The chip, which was paired with a bus originally developed by Digital Equipment, won immediate strong reviews from benchmark testers and analysts. At times, the chip outperformed Intel's best processors and often was a better bargain. AMD beat Intel, by a day, to the 1GHz mark, but was able to get 1GHz chips to customers, while Intel's were scarce.
"Without Athlon, AMD would be out of the business," said Kevin Krewell, senior editor of the Microprocessor Report. "The K6 kept AMD in the game but never put AMD ahead... It was a huge step forward for the company."
Just as important, AMD managed to manufacture the chip in volume, a chronic problem in the past; instead, for the next two years, the company was able to crank out the chip in volume and hit most of its promises on release dates on the Athlon. Over the years, AMD has tweaked the overall architecture by increasing the cache and bus size.
Except for Dell Computer, every major manufacturer adopted the chip for at least one consumer PC or notebook.

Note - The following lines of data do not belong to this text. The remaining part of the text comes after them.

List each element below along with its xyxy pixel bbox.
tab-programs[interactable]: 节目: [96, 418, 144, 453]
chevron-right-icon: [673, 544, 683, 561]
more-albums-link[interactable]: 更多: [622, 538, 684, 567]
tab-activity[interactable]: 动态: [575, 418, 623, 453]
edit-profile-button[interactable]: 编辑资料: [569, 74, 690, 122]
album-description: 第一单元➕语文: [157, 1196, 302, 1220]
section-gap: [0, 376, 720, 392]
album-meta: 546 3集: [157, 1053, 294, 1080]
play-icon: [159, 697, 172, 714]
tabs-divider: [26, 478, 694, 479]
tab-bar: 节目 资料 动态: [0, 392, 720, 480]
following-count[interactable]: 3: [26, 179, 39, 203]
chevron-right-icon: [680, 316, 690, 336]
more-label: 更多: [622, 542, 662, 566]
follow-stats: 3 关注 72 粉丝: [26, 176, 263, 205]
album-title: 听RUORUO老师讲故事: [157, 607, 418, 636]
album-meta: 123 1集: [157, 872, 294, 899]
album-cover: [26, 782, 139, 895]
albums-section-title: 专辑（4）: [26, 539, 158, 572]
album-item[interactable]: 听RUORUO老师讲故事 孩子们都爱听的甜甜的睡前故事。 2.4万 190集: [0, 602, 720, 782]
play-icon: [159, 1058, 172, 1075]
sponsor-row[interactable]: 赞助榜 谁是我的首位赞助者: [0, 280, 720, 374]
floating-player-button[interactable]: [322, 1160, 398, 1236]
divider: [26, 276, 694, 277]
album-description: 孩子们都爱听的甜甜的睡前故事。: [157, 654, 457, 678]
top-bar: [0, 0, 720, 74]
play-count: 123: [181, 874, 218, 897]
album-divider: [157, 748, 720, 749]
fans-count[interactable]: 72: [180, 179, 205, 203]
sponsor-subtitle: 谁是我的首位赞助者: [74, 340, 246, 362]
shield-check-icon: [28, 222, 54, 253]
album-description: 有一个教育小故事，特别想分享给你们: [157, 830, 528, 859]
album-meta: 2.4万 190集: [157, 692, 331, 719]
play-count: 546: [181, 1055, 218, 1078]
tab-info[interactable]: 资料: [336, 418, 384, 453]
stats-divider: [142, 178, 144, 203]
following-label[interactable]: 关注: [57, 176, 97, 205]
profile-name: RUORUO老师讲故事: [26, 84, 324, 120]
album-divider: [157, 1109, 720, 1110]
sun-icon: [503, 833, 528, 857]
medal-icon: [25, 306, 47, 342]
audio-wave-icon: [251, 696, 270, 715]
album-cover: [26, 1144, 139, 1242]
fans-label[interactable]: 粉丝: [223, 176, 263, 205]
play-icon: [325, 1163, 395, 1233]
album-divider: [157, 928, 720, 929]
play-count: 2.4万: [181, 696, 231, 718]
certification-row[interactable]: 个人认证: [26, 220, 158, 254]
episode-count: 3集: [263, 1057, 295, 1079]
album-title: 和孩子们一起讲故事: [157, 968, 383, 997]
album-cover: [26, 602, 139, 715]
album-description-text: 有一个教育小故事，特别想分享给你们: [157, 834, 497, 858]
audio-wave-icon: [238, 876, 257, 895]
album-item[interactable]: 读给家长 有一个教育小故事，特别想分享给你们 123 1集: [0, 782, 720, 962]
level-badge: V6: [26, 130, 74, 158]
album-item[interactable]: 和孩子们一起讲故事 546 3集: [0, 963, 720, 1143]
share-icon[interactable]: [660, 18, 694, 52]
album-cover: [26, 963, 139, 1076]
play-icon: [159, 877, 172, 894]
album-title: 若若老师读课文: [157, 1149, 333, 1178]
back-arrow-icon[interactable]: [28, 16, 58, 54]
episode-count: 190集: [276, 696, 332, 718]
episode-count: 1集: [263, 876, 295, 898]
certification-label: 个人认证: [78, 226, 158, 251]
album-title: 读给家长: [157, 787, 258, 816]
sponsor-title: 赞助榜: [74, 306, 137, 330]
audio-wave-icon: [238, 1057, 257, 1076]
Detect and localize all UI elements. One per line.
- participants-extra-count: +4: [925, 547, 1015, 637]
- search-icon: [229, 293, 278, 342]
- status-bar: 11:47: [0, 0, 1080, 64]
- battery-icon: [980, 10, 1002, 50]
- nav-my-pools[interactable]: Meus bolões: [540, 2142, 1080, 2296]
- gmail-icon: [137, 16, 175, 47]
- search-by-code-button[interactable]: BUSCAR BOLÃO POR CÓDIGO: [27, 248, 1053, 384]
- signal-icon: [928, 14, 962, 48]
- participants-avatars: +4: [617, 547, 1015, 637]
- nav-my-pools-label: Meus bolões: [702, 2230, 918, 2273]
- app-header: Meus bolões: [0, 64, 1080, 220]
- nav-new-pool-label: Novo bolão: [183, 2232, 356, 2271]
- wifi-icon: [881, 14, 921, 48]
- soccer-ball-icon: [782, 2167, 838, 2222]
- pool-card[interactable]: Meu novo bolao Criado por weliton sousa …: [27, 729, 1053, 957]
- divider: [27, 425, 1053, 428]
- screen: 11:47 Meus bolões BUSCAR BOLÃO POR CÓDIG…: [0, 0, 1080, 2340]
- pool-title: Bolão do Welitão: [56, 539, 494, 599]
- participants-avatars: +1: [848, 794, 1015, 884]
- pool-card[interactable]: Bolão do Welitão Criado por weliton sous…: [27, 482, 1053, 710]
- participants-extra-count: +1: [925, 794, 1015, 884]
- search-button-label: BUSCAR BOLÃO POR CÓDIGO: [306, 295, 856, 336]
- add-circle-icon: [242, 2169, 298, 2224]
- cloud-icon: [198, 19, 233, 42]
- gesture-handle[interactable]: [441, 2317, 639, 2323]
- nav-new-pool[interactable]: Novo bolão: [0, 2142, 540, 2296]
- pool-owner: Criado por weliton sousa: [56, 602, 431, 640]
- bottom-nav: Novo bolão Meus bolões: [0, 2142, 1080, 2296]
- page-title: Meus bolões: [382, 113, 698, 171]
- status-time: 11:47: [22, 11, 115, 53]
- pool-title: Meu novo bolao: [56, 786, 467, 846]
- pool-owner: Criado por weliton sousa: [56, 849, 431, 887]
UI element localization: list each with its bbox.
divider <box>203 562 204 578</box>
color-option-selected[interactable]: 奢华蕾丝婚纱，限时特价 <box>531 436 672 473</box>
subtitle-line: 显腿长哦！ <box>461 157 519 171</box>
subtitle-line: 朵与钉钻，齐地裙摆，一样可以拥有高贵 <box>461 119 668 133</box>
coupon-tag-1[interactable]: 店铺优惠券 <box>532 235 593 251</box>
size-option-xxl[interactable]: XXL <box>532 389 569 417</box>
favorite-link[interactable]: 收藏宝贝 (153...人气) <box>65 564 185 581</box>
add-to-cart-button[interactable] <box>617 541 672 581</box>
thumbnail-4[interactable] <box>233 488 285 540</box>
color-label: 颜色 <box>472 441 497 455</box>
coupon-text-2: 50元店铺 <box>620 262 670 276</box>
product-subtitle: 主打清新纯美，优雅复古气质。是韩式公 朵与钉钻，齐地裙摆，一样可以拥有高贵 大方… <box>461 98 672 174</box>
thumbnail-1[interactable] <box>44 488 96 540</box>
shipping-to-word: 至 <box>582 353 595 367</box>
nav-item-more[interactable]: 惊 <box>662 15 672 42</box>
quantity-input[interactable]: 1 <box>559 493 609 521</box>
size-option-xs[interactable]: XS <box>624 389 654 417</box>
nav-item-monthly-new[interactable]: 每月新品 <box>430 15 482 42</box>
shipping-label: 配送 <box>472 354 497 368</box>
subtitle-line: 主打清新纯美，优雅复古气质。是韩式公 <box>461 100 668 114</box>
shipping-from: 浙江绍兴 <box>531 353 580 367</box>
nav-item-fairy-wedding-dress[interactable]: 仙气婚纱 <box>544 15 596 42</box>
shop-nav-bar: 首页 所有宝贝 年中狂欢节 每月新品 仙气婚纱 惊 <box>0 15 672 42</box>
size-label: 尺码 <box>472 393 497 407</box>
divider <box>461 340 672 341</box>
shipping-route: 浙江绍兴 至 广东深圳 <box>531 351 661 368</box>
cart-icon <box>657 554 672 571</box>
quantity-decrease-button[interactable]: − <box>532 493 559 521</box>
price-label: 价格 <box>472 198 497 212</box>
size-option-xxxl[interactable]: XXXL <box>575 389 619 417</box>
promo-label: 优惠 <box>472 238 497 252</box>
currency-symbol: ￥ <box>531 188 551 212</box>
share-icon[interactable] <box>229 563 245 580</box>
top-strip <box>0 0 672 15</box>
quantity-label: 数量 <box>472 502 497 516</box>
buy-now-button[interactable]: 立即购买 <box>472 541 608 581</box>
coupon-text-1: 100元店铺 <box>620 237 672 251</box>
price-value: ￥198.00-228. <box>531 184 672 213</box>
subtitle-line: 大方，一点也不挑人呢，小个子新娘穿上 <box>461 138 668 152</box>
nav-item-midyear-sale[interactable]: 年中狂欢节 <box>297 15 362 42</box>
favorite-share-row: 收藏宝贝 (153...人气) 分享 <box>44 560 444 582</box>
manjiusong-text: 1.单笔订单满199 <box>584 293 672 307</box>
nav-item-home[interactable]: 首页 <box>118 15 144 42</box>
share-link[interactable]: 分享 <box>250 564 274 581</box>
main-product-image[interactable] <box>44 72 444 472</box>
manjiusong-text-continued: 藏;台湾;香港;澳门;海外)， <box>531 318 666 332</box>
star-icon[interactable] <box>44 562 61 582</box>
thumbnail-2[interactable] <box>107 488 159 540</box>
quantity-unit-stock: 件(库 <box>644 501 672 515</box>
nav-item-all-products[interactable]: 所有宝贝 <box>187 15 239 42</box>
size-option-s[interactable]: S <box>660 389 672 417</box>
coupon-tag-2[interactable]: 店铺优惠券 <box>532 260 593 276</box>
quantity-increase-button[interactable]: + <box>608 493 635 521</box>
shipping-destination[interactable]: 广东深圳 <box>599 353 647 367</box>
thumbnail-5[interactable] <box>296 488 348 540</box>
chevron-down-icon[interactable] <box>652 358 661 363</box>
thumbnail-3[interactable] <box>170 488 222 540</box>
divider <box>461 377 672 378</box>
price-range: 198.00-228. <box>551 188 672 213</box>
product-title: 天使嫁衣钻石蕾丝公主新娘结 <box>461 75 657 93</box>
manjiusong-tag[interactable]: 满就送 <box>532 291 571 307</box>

After struggling in 1999 and 2000 with manufacturing problems and controversy over its strategy for promoting Rambus memory, Intel righted itself in 2001. Both Gateway and IBM dropped their Athlon PCs. In 2002, AMD began to post massive losses again and its market share slid to about where it stood when the Athlon first came out.
Still, the chip clearly changed the company's reputation and position in the marketplace, Krewell said.
The 3200+ will sell for $464 (about £290) in 1,000-unit quantities, although AMD chips often sell for far less than their official price because of super-volume discounts.